Uptake and transport of mineral nutrients

Plants obtain their carbon and most of their oxygen from CO2 in the atmosphere.

However, they obtain remaining nutritional requirements from minerals and water (for hydrogen)

Unlike water, all minerals cannot be passively absorbed by the roots.

Two factors account for this: (i) minerals are present in the soil as charged particles (ions) which cannot move across cell membranes and (ii) the concentration of minerals in the soil is usually lower than the concentration of minerals in the root.

Therefore, most minerals must enter the root by active absorption into the cytoplasm of epidermal cells.

This needs energy in the form of ATP.

The active uptake of ions is partly responsible for the water potential gradient in roots, and therefore for the uptake of water by osmosis.

Some ions also move into the epidermal cells passively.

Ions are absorbed from the soil by both passive and active transport.

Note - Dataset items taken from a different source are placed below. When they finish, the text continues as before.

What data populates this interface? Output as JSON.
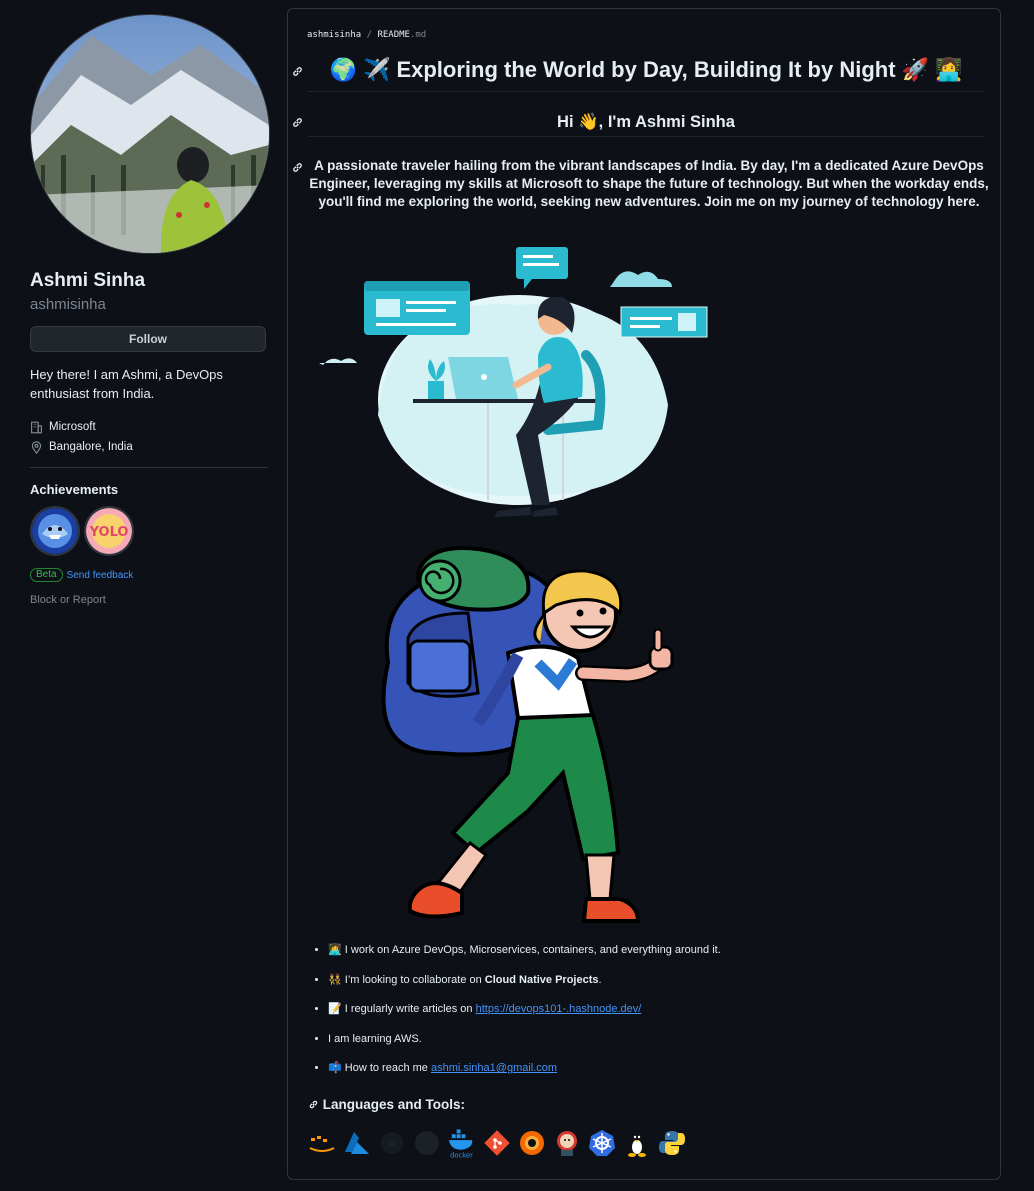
{
  "profile": {
    "name": "Ashmi Sinha",
    "username": "ashmisinha",
    "follow_label": "Follow",
    "bio": "Hey there! I am Ashmi, a DevOps enthusiast from India.",
    "company": "Microsoft",
    "location": "Bangalore, India",
    "achievements_title": "Achievements",
    "beta_label": "Beta",
    "feedback_label": "Send feedback",
    "block_label": "Block or Report"
  },
  "readme": {
    "breadcrumb_user": "ashmisinha",
    "breadcrumb_sep": "/",
    "breadcrumb_file": "README",
    "breadcrumb_ext": ".md",
    "heading1": "🌍 ✈️ Exploring the World by Day, Building It by Night 🚀 👩‍💻",
    "heading2": "Hi 👋, I'm Ashmi Sinha",
    "intro": "A passionate traveler hailing from the vibrant landscapes of India. By day, I'm a dedicated Azure DevOps Engineer, leveraging my skills at Microsoft to shape the future of technology. But when the workday ends, you'll find me exploring the world, seeking new adventures. Join me on my journey of technology here.",
    "bullets": {
      "b1_emoji": "👩‍💻",
      "b1_text": "I work on Azure DevOps, Microservices, containers, and everything around it.",
      "b2_emoji": "👯",
      "b2_text": "I’m looking to collaborate on ",
      "b2_bold": "Cloud Native Projects",
      "b2_end": ".",
      "b3_emoji": "📝",
      "b3_text": "I regularly write articles on ",
      "b3_link": "https://devops101-.hashnode.dev/",
      "b4_text": "I am learning AWS.",
      "b5_emoji": "📫",
      "b5_text": "How to reach me ",
      "b5_link": "ashmi.sinha1@gmail.com"
    },
    "tools_title": "Languages and Tools:",
    "tools": [
      "aws",
      "azure",
      "circleci",
      "circleci-dark",
      "docker",
      "git",
      "grafana",
      "jenkins",
      "kubernetes",
      "linux",
      "python"
    ],
    "docker_label": "docker"
  },
  "colors": {
    "background": "#0d1117",
    "border": "#30363d",
    "link": "#4493f8",
    "muted": "#7d8590"
  }
}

Specific proteins in the membranes of root hair cells actively pump ions from the soil into the cytoplasms of the epidermal cells.

Like all cells, the endodermal cells have many transport proteins embedded in their plasma membrane; they allow some solutes to cross the membrane, but not others.

Transport proteins of endodermal cells are control points, where a plant adjusts the quantity and types of solutes that reach the xylem.

Note that the root endodermis because of the layer of suberin has the ability to actively transport ions in one direction only.